Why these events matter

These events indicate direct interference with the Domain Controller itself or attempts to:

  • Disable logging
  • Evade detection
  • Establish long-term persistence
  • Manipulate system behaviour

They are critical for detecting:

  • Log clearing and evidence destruction
  • Time manipulation to confuse investigations
  • Malicious services or scheduled tasks
  • Audit policy tampering
  • Attempts to blind security monitoring

Attackers often:

  • Clear logs after successful compromise
  • Modify audit settings to avoid future detection
  • Use scheduled tasks and services for persistence

If these events are missing:

  • You may never know that logs were erased
  • Security controls may be disabled silently
  • Investigations become incomplete or impossible

  1. How the custom alert details message works

Users can customize messages that will be displayed in the Alert Details column of the active alert table and include dynamic information that users can get from the event properties. 


The list of attributes can be found by clicking on the “+Attribute” button. This list is populated after querying provider metadata on the host machine where the Agent service is installed. To do that, type the event id and choose the right provider name, and the platform will try to find provider metadata and the list of attributes.
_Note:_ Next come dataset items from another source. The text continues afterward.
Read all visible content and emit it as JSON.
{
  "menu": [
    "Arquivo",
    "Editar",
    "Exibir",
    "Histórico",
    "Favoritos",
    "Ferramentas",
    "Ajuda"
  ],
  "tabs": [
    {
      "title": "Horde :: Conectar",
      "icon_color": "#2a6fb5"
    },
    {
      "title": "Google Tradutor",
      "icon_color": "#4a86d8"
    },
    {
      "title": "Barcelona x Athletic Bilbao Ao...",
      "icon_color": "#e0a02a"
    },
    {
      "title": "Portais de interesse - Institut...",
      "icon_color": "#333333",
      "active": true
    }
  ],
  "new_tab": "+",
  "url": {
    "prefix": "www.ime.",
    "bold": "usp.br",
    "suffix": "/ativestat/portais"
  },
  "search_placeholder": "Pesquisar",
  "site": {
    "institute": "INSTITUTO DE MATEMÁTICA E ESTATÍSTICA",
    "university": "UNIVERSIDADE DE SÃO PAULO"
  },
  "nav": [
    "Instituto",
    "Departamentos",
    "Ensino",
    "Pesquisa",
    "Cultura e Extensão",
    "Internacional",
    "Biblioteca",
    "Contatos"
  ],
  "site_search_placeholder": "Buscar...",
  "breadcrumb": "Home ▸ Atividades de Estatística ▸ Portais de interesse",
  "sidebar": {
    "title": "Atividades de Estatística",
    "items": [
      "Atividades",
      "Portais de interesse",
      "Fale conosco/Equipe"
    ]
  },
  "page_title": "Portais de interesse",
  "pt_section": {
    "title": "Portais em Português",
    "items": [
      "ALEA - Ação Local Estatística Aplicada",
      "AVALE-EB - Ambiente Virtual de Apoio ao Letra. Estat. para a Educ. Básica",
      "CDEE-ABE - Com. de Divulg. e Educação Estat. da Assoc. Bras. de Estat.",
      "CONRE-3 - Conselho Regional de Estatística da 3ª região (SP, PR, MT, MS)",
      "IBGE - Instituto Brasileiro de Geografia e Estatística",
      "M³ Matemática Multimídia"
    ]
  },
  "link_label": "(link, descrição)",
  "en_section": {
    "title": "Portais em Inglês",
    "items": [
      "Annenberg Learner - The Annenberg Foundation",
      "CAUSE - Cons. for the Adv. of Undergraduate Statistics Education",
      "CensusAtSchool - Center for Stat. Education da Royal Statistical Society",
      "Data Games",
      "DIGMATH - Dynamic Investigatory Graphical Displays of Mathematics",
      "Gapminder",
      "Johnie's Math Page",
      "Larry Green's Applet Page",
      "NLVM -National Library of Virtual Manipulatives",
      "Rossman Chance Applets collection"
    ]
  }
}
But not all providers have metadata with the list of attributes that the Agent can fetch. In this case, dynamic messages cannot be built, and users should specify some common Alert Details message.

Users can choose any number of attributes from the list and build useful, dynamically changed messages that will represent details from the event.

Configuring detailed alert messages is only possible when the Agent service is online, as we need to update the list of available attributes to provide the best user experience.

So once the user defines a custom dynamic message, the platform updates the configuration on the Agent service side. When the Agent service fetches required events, it uses a provided template to build dynamic messages by replacing the attributes with their values from the event properties. Next, the Agent sends these details to the platform, so users can see useful event descriptions in the Active Alerts table.

  1. How filters work

If provider metadata exists in the system, users will be able to use attributes for the events filtration for an alert profile. These filters work in the same way as Nested Filters in AD reports.

To start adding filters, users should click on the “Add a rule” button on the Create new Alert Profile page and add desired rules.

Please note that currently, users cannot update filters after an Alert Profile has been created. Pay extra attention to the filters you want to use.



Users can create complex filters using groups of filters. To create a group, users should click on the “Add a group” button. This will allow users to add multiple rules and combine them using different logical operators.


Filters allow users to select the events that an alert profile should respond to more precisely, thereby filtering out irrelevant events. This will enhance the ability to react to events in a targeted manner and make workflows more efficient.